Saundra Scott (mentored by Dr. Barrière)
Saundra is currently an undergraduate at the CUNY College of Staten Island, pursuing a BA in linguistics with minors in American Sign Language (ASL) and Studio Art. In addition to learning ASL, she is also learning Korean. She has recently researched r-dropping in New York City English, investigating when and why the phenomenon occurs. When she graduates, she hopes to teach English and/or art.
Daniella Shimoonov (mentored by Dr. Barrière)
Daniella is an undergraduate student at CUNY Brooklyn College, where she is pursuing a BA in linguistics and in speech pathology, audiology, speech, and hearing science. She is also an intern at Yeled V’Yalda Early Childhood Center (YVY), under the supervision of Dr. Barrière. She is a native speaker of English who also speaks fluent Russian and Hebrew, and she aspires to work as a speech language pathologist, both in research and as a clinician.
Moné Skratt Henry (mentored by Dr. Tyrone)
Moné is a junior at the Macaulay Honors College at the College of Staten Island, where she is pursuing a dual degree in linguistics and psychology, with minors in Spanish and American Sign Language (ASL). Previously, she worked as a research intern in the Language Pod at the Center of Science and Industry in Columbus, Ohio, investigating how adults and children understand native and nonnative accents. Her research interests include language disorders, psycholinguistics, phonology, and signed languages. In the future, she has aspirations to become a speech language pathologist and a certified ASL interpreter. She hopes to leverage her research experiences to both be a better clinician and raise the public’s understanding of language sciences.
Yasmine Sukola (mentored by Dr. Nissenbaum)
Yasmine is a senior at CUNY Brooklyn College, where she is majoring in linguistics and communication sciences, and disorders, with minors in neuroscience and psychology. In her free time, she is teaching herself to program code and catching up on her two-month backlog of The New Yorker. She intends to pursue a graduate degree in either speech language pathology, in hopes of working with those with developmental disabilities, or in computational linguistics.
Lissette Vizcarrondo (mentored by Dr.
Lissette is a senior at CUNY Brooklyn College.
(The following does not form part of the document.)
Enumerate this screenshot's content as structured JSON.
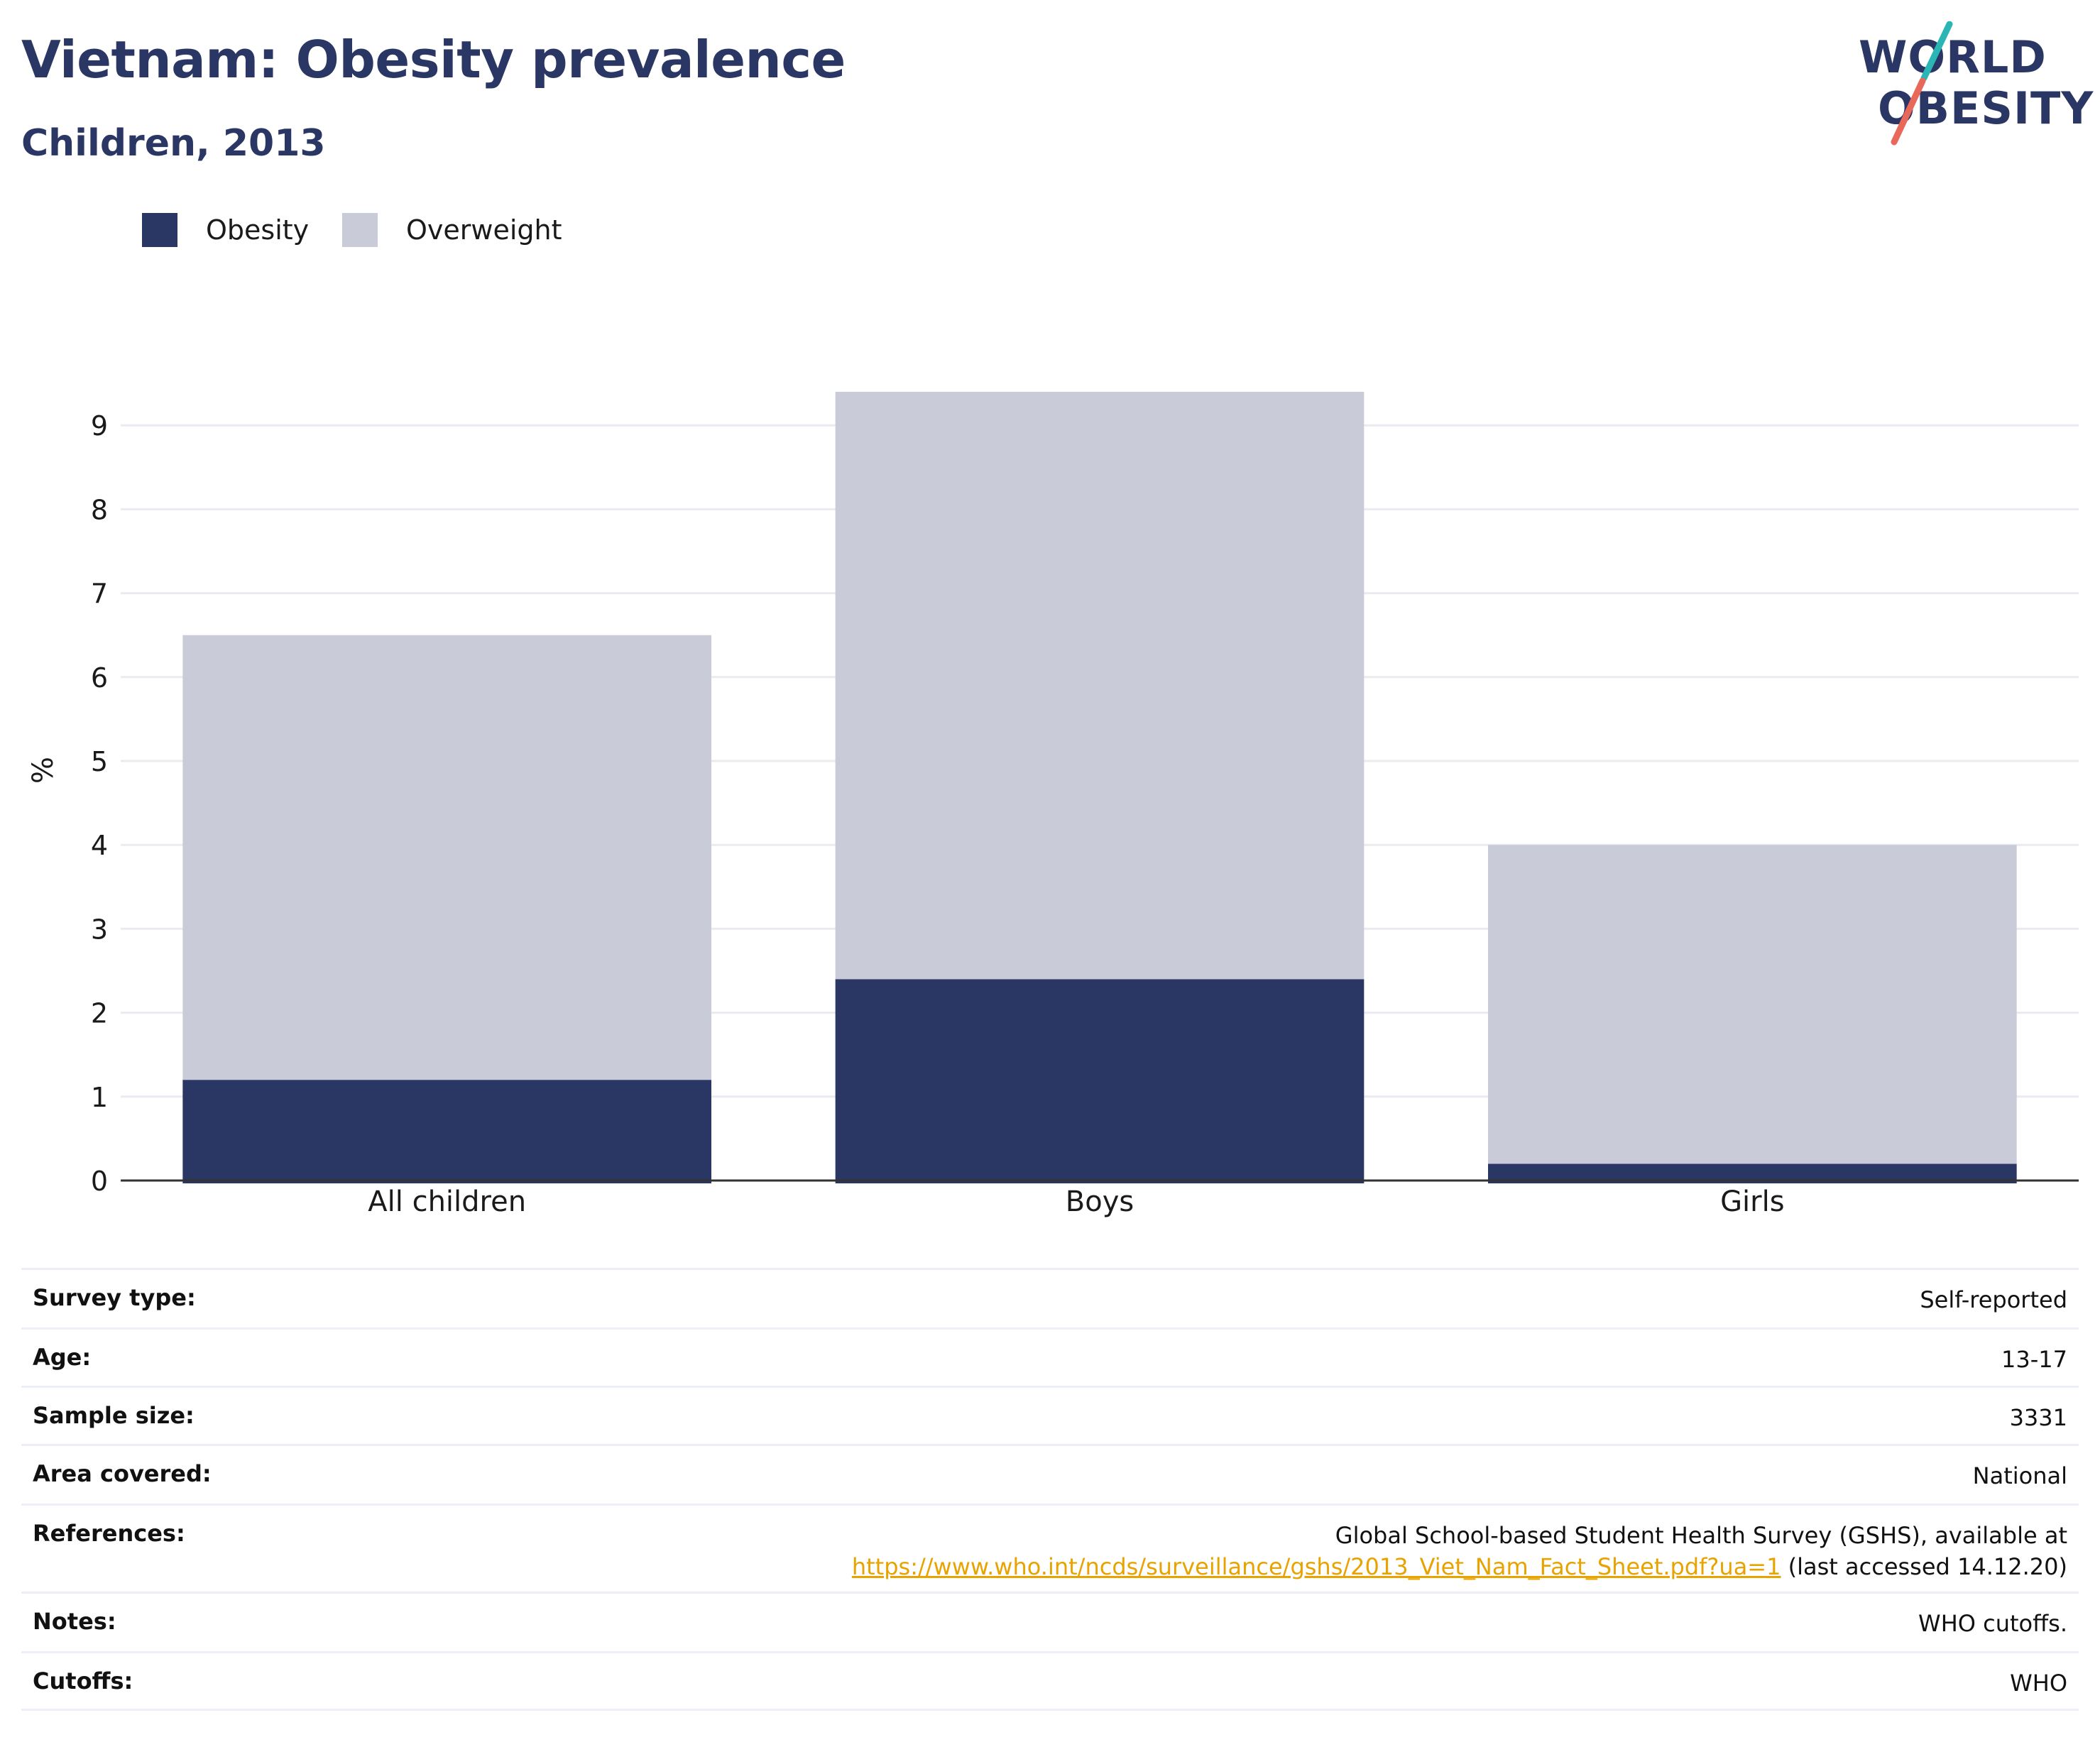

She is a double major in speech language pathology and linguistics. Upon graduation, she plans to pursue a Master’s degree in speech language pathology, with the eventual goal of opening her own practice. Currently, she assists with the eye-tracking research of Dr. Fuse of the Speech Communication Department at Brooklyn College, and is Co-Treasurer of the Brooklyn College’s National Student Speech Language Hearing Association (NSSLHA) Chapter. Lissette enjoys kickboxing and playing volleyball during her free time.
Amy Wu (mentored by Dr. Nissenbaum)
Amy is a senior at CUNY Brooklyn College, pursuing a BA in linguistics with a minor in computer science. She is also studying Japanese and Cantonese. Her research interests are phonology, syntax, natural language processing and programming. After graduation, she plans to pursue a Master’s degree in computational linguistics.